La politización del sueño en regímenes totalitarios: cuando el Estado invade hasta los sueños
La politización del sueño en regímenes totalitarios

La invasión estatal en el mundo onírico: cuando los regímenes totalitarios controlan hasta los sueños

Una de las características más perturbadoras de los regímenes totalitarios es su capacidad para politizar todas las esferas de la vida humana, incluyendo aquellas que tradicionalmente consideramos privadas e íntimas. El sueño, ese territorio aparentemente inaccesible incluso para el poder más absoluto, no escapa a esta invasión sistemática del Estado en la vida de los ciudadanos.

El sueño bajo vigilancia: ejemplos históricos

El ensayo El Tercer Reich de los sueños de Charlotte Beradt ya documentaba cómo el régimen nazi penetraba en la psique colectiva. Pero fue en la Unión Soviética donde esta politización alcanzó niveles particularmente sofisticados. Como señala Martin Amis en su biografía Koba el Temible: La risa y los veinte millones, dedicada a Stalin, el régimen soviético logró convertir el sueño en otra herramienta de control.

El miedo era tan profundo que los ciudadanos soviéticos necesitaban adivinar el amanecer para poder conciliar el sueño, pues la policía secreta prefería actuar durante la noche. Nikita Jrushov, líder soviético posterior a Stalin, llegó a afirmar que "un bolchevique es una persona que se siente bolchevique incluso cuando duerme", encapsulando perfectamente esta pretensión de control total.

El caso Meyerhold: cuando el arte desafía al poder

Amis ilustra este fenómeno con el dramático caso de Vsiévolod Meyerhold, director teatral que disgustó a Stalin durante el período culminante del Gran Terror. Tras el ataque ritual del periódico Pravda y el cierre de su teatro, Meyerhold recibió una oportunidad de retractarse en una conferencia organizada por la Comisión de Asuntos Artísticos.

En lugar de retractarse, criticó abiertamente el estado de los teatros soviéticos, describiendo sus producciones como "insípidas y aburridas, todas iguales y sólo diferentes por su grado de insignificancia". La respuesta del régimen fue brutal: a los 65 años, fue detenido y sometido a torturas sistemáticas.

En una carta a Mólotov, Meyerhold describió su calvario: lo tendían boca abajo, lo golpeaban en la planta de los pies y en la espalda con una correa de goma. Los interrogatorios duraban hasta 18 horas, y cuando finalmente lograba dormirse, sufría convulsiones y se despertaba con sus propios quejidos.
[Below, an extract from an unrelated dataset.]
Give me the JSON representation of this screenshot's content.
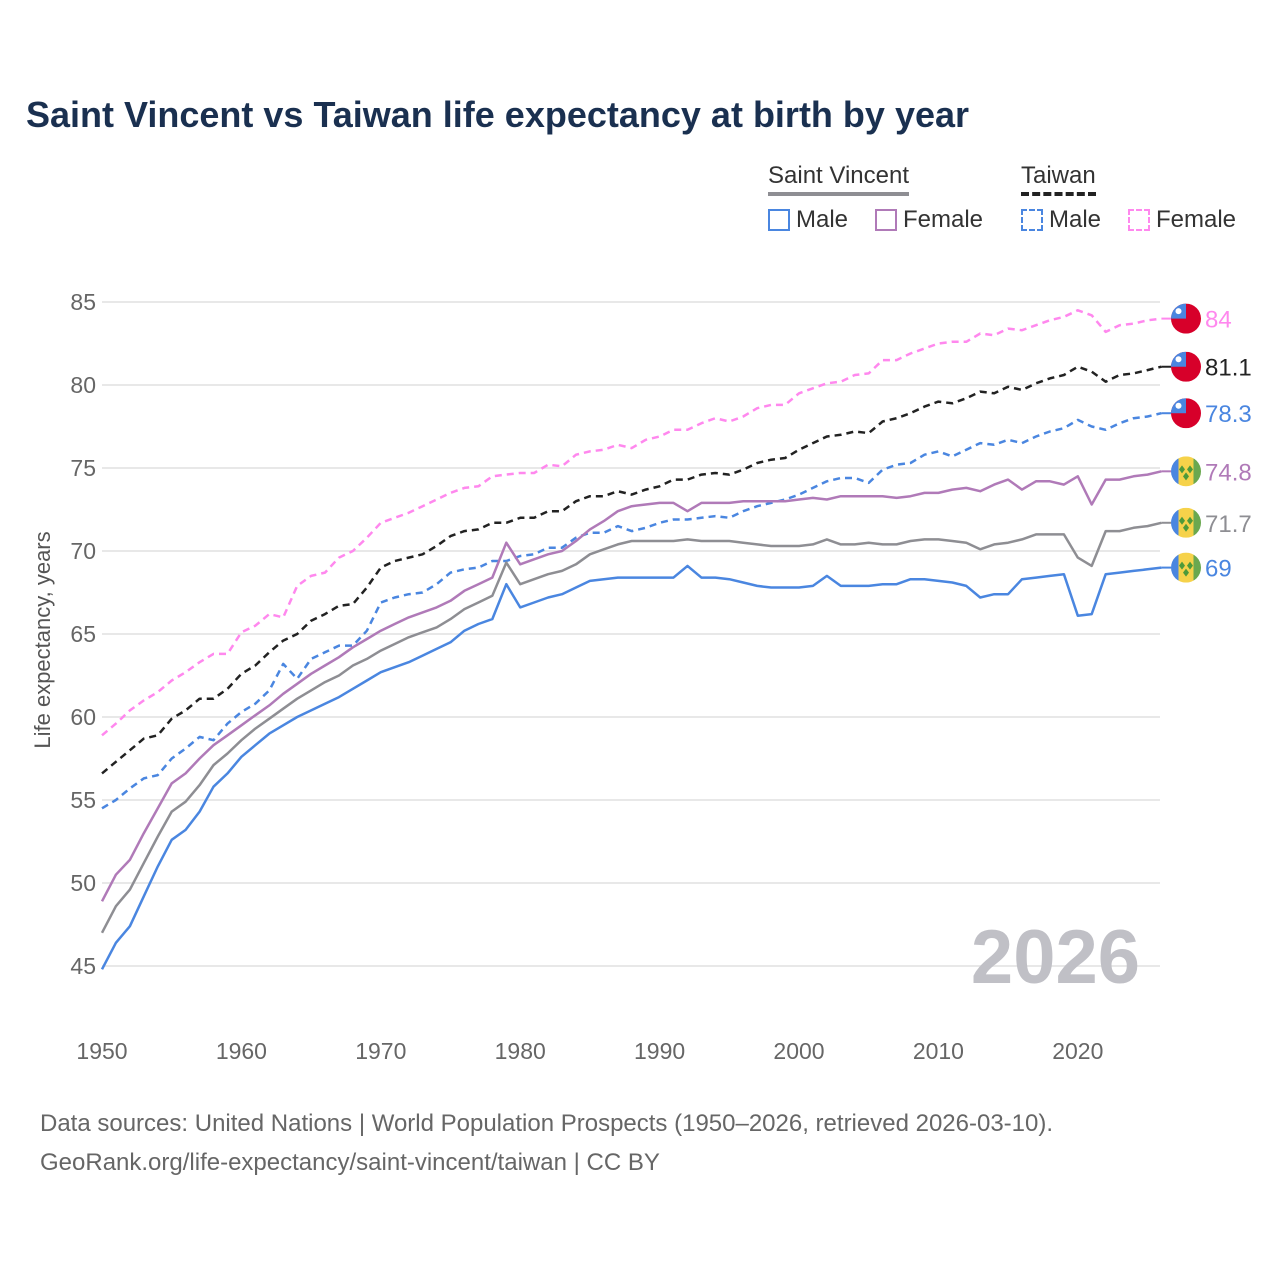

Como acota Amis, "Cuando es eso lo que nos despierta, sabemos que nos han politizado el sueño".

Más allá del miedo nocturno: la colonización de la psique

La politización del sueño va mucho más allá del simple temor a ser arrestado durante la noche. Se trata de un proceso más profundo mediante el cual, incluso dormidos, los ciudadanos sienten el influjo del régimen. Los totalitarismos buscan moldear al ciudadano en todos sus aspectos:

  • Desde el vestido hasta la educación formal
  • Pasando por todas las expresiones artísticas y culturales
  • Incluyendo ese diario nocturno que escribimos mientras dormimos

Los sueños, aunque a menudo nos parezcan absurdos, deshilvanados o caóticos, mantienen siempre una relación con nuestras vidas: con nuestros anhelos, temores, vivencias, expectativas, logros y fobias. Cuando todos estos elementos comienzan a relacionarse sistemáticamente con las pretensiones del régimen, con sus proclamas, sus métodos y sus dirigentes, es cuando se ha consumado la politización del sueño.

Este fenómeno representa quizás la forma más completa de control estatal, aquella que penetra incluso en los rincones más íntimos de la conciencia humana. Una vez alcanzado este nivel de dominación psicológica, difícilmente hay vuelta atrás en el proceso de sometimiento total del individuo al Estado.